Movies: Grab Bag
Worthy movies always get overlooked in the year-end awards derby. Here’s a trio of films not fated for Oscar glory that still deserve an audience:
The Three Burials of Melquiades Estrada. Tommy Lee Jones’s feature directing debut took home acting and writing prizes from last year’s Cannes Film Festival, but wasn’t picked up for distribution until several months later. It’s a grim, intense fable about a West Texas ranch hand (Jones) determined to return the body of his only friend to Mexico in the company of the Border Patrol agent (Barry Pepper) who killed him. The movie’s an odd fusion of Sam Peckinpah, Cormac McCarthy, and hallucinogenic westerns like The Shooting, but with a deadpan humor all its own. Tough, compelling stuff. Jones should get back behind the camera as soon as possible. (Although considering that he’s set to star in the Coen Brothers’ adaptation of McCarthy’s NO COUNTRY FOR OLD MEN, I’m willing to wait.)
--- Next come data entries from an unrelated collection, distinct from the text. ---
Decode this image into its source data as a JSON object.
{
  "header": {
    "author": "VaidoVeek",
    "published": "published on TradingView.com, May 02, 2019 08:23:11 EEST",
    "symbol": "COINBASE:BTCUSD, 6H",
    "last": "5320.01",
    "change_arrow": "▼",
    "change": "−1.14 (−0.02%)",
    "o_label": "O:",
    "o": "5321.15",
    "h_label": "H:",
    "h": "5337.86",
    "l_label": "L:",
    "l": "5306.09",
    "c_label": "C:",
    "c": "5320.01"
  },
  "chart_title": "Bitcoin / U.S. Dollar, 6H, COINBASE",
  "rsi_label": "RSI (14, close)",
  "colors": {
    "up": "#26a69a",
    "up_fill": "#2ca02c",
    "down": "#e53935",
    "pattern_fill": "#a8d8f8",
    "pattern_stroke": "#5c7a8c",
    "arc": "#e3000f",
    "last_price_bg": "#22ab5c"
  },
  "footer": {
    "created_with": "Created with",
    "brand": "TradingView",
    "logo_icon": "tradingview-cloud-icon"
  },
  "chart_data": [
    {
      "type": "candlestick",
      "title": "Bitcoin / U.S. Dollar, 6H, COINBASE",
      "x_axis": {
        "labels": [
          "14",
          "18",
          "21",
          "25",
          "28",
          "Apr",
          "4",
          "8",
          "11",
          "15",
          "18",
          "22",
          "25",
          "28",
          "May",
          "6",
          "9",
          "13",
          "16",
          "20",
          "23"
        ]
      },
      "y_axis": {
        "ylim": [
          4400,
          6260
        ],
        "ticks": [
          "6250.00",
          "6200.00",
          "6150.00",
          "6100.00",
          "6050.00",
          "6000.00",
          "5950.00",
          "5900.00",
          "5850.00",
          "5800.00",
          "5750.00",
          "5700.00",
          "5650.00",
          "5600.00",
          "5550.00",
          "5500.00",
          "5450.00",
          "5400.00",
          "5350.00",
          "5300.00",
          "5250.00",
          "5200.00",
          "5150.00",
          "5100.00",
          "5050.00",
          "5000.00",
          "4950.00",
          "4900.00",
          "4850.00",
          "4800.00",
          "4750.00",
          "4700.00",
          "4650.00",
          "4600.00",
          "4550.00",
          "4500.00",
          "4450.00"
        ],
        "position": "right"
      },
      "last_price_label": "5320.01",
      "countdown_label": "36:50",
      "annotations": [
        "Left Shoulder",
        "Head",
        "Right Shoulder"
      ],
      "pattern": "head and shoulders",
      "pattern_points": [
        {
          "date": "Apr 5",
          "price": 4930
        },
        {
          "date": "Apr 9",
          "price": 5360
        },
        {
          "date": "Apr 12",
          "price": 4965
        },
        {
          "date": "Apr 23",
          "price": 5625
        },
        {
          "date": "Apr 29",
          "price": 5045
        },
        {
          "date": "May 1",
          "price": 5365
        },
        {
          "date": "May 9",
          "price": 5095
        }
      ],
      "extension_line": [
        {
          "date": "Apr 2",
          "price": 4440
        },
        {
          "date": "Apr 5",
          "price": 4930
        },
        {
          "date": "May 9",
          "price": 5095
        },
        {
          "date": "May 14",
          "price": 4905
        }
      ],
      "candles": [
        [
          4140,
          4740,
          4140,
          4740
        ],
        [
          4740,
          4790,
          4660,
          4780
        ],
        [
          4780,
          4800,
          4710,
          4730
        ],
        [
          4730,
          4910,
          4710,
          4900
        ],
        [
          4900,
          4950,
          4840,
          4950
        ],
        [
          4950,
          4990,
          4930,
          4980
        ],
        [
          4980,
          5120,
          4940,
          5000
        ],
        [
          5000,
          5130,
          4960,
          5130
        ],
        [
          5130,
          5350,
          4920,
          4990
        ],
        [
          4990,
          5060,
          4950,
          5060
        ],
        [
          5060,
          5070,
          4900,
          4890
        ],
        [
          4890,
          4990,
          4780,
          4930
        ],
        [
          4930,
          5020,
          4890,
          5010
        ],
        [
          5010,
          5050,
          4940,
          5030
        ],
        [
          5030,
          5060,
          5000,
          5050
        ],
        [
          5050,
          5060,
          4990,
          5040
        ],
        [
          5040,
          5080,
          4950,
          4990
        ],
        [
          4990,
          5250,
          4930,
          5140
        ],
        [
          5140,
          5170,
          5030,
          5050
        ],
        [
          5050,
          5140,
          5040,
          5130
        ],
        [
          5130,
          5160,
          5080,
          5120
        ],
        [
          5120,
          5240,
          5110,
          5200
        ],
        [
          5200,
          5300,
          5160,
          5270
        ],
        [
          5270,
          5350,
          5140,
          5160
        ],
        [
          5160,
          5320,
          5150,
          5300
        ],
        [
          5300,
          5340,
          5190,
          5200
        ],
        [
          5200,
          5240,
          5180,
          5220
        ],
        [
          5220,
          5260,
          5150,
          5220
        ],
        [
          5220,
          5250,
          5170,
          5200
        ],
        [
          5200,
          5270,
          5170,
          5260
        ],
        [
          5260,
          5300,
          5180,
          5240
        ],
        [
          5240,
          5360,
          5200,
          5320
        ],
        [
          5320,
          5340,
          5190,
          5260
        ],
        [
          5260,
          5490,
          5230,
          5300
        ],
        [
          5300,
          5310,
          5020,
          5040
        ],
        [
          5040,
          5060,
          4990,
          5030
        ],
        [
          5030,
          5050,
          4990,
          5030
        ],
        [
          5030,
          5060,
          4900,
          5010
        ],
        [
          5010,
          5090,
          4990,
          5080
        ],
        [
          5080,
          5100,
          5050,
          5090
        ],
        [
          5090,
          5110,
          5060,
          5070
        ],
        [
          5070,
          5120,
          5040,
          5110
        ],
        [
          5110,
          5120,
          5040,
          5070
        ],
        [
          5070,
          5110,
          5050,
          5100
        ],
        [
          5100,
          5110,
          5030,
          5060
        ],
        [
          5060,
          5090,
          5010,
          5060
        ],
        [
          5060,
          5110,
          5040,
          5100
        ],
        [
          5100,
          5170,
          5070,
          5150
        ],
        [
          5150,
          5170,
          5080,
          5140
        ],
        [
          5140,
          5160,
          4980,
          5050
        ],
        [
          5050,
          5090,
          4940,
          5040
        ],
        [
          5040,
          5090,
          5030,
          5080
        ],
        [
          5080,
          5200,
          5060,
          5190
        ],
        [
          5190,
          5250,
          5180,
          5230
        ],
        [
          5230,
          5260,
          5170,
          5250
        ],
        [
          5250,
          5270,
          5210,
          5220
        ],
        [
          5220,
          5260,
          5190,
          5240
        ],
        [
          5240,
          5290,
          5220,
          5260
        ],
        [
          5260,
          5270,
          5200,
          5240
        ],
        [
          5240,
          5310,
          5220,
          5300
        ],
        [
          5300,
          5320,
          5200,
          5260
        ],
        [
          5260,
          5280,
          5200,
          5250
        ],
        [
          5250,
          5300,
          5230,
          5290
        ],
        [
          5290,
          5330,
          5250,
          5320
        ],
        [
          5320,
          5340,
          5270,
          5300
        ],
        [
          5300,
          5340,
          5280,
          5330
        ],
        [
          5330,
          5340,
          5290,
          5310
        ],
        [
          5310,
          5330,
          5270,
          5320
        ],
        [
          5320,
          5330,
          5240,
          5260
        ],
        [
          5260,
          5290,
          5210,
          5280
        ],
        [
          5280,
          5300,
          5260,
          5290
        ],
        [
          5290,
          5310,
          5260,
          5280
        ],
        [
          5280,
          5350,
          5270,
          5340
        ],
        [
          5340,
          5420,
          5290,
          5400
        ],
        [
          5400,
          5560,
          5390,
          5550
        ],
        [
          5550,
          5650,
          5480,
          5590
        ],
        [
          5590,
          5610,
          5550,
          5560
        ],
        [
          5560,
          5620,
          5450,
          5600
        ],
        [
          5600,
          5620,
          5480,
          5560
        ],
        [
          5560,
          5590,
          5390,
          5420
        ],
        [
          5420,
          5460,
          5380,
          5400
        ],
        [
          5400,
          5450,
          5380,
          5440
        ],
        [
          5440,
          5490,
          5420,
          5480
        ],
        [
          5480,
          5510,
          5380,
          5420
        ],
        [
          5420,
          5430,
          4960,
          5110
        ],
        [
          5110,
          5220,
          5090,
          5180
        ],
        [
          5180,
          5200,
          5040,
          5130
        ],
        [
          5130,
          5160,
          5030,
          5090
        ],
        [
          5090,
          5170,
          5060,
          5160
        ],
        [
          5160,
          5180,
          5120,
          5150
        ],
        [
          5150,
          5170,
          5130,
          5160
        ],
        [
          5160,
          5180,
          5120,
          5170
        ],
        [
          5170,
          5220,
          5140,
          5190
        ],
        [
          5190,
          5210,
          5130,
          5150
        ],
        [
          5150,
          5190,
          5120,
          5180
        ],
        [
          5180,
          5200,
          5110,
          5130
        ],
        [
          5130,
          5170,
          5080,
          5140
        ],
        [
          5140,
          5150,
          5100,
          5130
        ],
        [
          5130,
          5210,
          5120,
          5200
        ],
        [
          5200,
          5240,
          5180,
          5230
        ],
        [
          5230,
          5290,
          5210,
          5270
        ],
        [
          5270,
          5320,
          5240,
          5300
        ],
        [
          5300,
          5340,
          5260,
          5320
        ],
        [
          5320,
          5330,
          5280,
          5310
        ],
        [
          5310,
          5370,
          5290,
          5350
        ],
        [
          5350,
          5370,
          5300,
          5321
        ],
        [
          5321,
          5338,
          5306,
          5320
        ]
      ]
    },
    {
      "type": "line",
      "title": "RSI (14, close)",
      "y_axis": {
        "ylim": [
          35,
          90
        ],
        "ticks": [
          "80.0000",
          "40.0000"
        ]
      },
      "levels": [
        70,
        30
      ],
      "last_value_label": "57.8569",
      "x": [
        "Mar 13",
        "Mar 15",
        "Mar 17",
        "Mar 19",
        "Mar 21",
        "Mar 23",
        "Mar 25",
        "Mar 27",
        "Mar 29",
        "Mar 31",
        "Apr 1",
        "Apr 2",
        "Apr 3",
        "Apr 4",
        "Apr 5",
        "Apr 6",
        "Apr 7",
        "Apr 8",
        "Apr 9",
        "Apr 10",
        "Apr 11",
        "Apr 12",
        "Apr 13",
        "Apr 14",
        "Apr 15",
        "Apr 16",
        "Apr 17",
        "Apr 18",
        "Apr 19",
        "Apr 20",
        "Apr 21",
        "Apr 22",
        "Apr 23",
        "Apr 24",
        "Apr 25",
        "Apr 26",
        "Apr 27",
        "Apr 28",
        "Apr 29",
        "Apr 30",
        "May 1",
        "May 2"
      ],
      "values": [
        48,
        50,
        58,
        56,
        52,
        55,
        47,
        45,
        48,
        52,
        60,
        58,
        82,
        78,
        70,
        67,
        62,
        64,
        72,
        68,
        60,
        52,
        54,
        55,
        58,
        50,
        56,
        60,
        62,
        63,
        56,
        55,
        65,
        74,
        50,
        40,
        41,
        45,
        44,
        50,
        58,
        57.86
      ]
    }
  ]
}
The World’s Fastest Indian. Anthony Hopkins stars as Burt Munro, the odd duck New Zealander who set a land speed record on his 40-year-old Indian Scout motorcycle at the Bonneville Salt Flats in 1962. Grade-A hokum; you know exactly where the movie’s going, but it’s so charming you can’t wait to get there. Hopkins is clearly having a blast.
Caché. Michael Haneke lives to make middle-class bourgeois types uncomfortable. He would no doubt be disappointed to hear that while I enjoyed his thriller about a couple who find themselves under surveillance, I also coveted everything about the life of Daniel Auteuil’s character, from his book-lined dining room to his sensible wife Juliette Binoche. I’ve read that the closing shot contains a clue that reveals the identity of the villain. If that’s true, I missed it.
Miscellaneous: Snow Flakes
This Slate piece saluting American oddballs in the Winter Olympics – particularly that last paragraph – actually got me to chant “U.S.A.! U.S.A.! U.S.A.!” like Homer Simpson.